Suh interrogated on pregame show

Suh interrogated on pregame show

Published Jan. 15, 2012 5:06 p.m. ET

Ndamukong Suh's offseason tour of redemption officially began Sunday on CBS's pregame show, "The NFL Today."

The Detroit Lions defensive tackle was the program's special in-studio guest and was introduced by host James Brown as, "Lions All-Pro D tackle Ndamukong Suh.."

Nattily dressed in a suit-and-tie combination that vaguely resembled the Lions' road uniform, without the black accents, Suh looked relaxed, even happy to be part of the show's panel of Dan Marino, Boomer Esiason, Shannon Sharpe and Bill Cowher.

This is the same group that skewered Suh on Thanksgiving Day, after his now infamous stomp of Packers offensive lineman Evan Dietrich-Smith.

After Brown's upbeat intro, Marino asked the first question. The Hall of Fame QB lobbed a softball about it being a good year since the Lions made the playoffs and asked Suh what Detroit needed to do to bring them up to the next level.

Suh began his answer by talking about the Lions' great passing attack, moved on to how injuries decimated the running game and concluded that next season Detroit needs a better running game.

About the defense Suh said, "I want to keep our room together. Cliff Avril had an amazing year this year. He's a guy that we definitely need to make sure we get back.

"Our front office has already started keeping all our coaches intact, which is a huge piece."

Cowher was up next, and after complimenting coach Jim Schwartz on changing the Lions' culture Cowher asked, "Does it bother you that in your style of play that you may be perceived as a dirty player, and is it going to change the way you play the game in the future?"

"I think the biggest thing is that we need to make sure we stay physical, and that's what I pattern my game after,"Suh said. "Being physical, a guy that's always attacking fierce and getting after the ball, but it's always whistle to whistle and make sure it stays there.

"Coach Schwartz is a guy that emphasized not being the Detroit Lions that we were just laying down and make sure that we continue to fight."

Brown then stepped in and reminded Suh that the panel all played or coached the game and understands the mindset of a defensive player.

He then went right after the stomping incident, telling Suh how insincere his apology came across, acknowledging that Suh has spoken with Dietrich-Smith since the incident and askingSuh, "what did you say and how do you feel now?"
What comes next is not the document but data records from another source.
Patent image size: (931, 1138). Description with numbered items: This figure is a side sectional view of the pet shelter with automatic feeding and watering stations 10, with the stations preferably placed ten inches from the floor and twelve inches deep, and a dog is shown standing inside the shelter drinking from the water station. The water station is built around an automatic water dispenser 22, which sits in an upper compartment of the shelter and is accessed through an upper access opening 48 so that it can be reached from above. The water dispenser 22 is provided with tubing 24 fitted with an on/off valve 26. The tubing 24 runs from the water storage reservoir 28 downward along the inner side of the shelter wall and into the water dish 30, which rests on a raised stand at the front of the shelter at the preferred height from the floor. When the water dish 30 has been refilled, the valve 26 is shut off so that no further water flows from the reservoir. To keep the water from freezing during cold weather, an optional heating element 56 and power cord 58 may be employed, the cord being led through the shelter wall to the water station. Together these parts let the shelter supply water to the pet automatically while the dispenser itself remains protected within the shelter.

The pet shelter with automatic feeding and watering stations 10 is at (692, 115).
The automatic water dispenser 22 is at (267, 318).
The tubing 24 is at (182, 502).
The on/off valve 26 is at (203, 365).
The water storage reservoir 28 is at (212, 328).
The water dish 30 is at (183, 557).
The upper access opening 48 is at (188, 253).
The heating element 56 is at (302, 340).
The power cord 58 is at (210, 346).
"I had a great conversation with Evan Dietrich-Smith,"Suh said. "He's a great guy. I got to go against him the last game of the regular season, had a chat with him, he's a great guy.

"Obviously, I made a mistake. I definitely without a doubt understand that. I'm held to a high standard, and I love being held to a high standard."
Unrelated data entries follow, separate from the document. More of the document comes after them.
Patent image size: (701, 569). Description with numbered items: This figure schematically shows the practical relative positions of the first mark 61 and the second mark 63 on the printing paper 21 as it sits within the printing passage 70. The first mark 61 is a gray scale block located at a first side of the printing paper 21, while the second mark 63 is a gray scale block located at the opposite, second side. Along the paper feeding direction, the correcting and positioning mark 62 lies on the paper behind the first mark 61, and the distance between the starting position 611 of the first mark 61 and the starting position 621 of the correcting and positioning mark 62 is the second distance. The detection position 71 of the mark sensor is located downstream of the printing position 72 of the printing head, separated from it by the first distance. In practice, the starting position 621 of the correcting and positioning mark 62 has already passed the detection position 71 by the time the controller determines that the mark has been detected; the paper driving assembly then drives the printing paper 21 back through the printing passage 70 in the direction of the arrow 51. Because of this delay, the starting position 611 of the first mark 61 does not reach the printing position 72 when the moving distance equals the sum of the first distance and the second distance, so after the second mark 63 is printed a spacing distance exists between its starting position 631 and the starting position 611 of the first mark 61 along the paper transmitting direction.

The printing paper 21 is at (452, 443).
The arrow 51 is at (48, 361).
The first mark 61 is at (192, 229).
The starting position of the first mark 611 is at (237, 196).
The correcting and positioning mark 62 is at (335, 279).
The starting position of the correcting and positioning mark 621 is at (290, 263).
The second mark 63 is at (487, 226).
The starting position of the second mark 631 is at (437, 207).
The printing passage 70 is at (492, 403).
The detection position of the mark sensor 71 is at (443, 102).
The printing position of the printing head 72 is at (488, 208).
Suh continued on but started to get a little tongue-tied.

"I'm a man that I believe that can continue to withhold (probably meant uphold) that high standard,"he said. "At the same time, I want that because I want to be an example for young kids. I want to continue to try and be a good example to be able to be followed after and give.

"Everybody makes a mistake and just continue to learn from them and grow."

Brown followed up by asking Suh if he could play within the rules and still be the dominate player that he desires to be.

Suh said that he could do so without a doubt. He then went on to praise parents and said he believes that being African and Jamaican allows him to have balance.

Suh cited education and football as each being equally important because his profession and education gave him the tools necessary to be a part of the pregame panel.

After Brown informed the viewing audience that Suh was named the best athlete in terms of his charitable work and donations, Brown gave the floor to Sharpe, who praised Suh for showing up since Sharpe and Esiason were among his harshest critics.

Sharpe's question was direct.

"Is the guy that sells fast food that sells cars to America, is that the act and the guy that's on the football field, is that the real deal?" he asked.

"Is that the real deal?"Suh repeated. "I think that I'm continuing to prove that I'm a fierce competitor. I'm going to do whatever in my power to help my team win.

"At this point in time, in having learned from this mistake, it has to be between whistle to whistle. That's where I'm going to continue to strive and to perfect that."

Esiason brought up Suh's meeting with NFL commissioner Roger Goodell and wanted to know about their relationship and what they talked about.

Suh said that Goodell understands the "real Ndamukong Suh"as being a "hungry individual that wants to be the best."Suh added that he has a great relationship with the commissioner that dates back to his draft day and understands he's put Goodell in a tough position.

During the rest of the interview, Suh talked aboutmeeting Charles Barkley when he was 5 years-oldand howthat encounter still inspires him to always reach out to children.

Even though Suh would be part of the studio panel for the entire day, his interrogation pretty much ended there.

Once the questions started, Suh appeared nervous, as if he knew what he wanted to say, but wasn't quite sure how to say it.

Suh looked and sounded like a kid, which he is.

It was good to see him finally start to grow up.